General Assembly approves nearly $4.2 billion UN budget despite US opposition

General Assembly
Capping off days of intensive negotiations, the General Assembly has adopted a two-year budget of $4.17 billion for the United Nations, with the United States casting the lone negative vote.

Following marathon talks that lasted through the night, the Assembly adopted the 2008-2009 budget early Saturday morning by a vote of 142 to 1. The US, which contributes around 22 per cent of the world body's budget, was the only country to vote against the plan, citing concerns that the actual budget would be significantly higher than what was approved with all the add-ons.

Welcoming the Assembly's decision, Secretary-General Ban Ki-moon thanked Member States for their efforts "to reach a budget level for the United Nations sufficient to preserve efficiency and fiscal discipline, while maintaining the priorities of the Organization."

A statement issued by his spokesperson added that Mr. Ban "regrets that the resolution was not adopted by consensus, marking a break with tradition after 20 years," and urged all Member States to "return to consensus decision-making and to demonstrate a greater sense of flexibility and compromise."

In other action, the Assembly approved $1.28 billion for the UN-African Union Hybrid Operation in Darfur (UNAMID) for the period 1 July 2007 to 30 June 2008. The 26,000-strong peacekeeping force was established by the Security Council earlier this year to take over from a much smaller AU force that had been unable to quell the violence in the war-wracked Sudanese region.

It also authorized over $182 million for UN Mission in the Central African Republic and Chad (MINURCAT) which was set up to help protect civilians and facilitate humanitarian aid to thousands of people uprooted due to insecurity in the two countries and neighbouring Sudan.

In addition, the Assembly set the 2008-2009 budgets for the international war crimes tribunals for Rwanda and the former Yugoslavia at nearly $268 million and $348 million, respectively.

The 192-member body unanimously adopted a comprehensive UN strategy on assistance and support to victims of sexual exploitation and abuse by the world body's personnel. It also approved several other texts, including those relating to the UN Human Rights Council and global efforts to eliminate racism, as it concluded the main part of its 62nd session.
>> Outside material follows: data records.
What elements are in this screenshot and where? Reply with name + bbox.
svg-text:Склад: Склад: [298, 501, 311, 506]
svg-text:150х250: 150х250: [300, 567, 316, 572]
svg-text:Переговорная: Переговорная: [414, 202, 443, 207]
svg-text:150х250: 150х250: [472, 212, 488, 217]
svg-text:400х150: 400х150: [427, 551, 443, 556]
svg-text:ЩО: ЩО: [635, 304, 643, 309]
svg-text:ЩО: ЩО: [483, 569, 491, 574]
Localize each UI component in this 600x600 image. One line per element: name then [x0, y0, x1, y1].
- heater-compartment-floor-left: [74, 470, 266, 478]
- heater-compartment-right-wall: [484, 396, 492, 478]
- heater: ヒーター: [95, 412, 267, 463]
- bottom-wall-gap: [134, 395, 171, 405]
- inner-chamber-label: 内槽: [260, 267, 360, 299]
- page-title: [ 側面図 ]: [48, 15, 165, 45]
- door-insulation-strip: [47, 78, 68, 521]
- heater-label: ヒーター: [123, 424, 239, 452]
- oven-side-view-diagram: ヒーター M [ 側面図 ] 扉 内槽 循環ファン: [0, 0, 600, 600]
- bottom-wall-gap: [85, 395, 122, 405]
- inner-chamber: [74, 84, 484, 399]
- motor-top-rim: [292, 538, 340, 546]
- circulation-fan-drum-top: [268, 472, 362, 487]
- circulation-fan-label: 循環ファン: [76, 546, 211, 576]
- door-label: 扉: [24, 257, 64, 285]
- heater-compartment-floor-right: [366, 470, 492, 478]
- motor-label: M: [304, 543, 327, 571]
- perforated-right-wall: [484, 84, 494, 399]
Wrapping up what he called a "busy, dynamic and constructive" period of work, Assembly President Srgjan Kerim noted important developments relating to climate change, the set of global anti-poverty targets known as the Millennium Development Goals (MDGs), and the blueprint for the renovation of the UN Headquarters complex (Capital Master Plan).

He stressed that it was the combined will of Member States that created that vital driving force behind the Assembly. "I therefore encourage you to take the initiative and strive for results," he said, urging delegations to return from the holidays ready to continue their joint venture.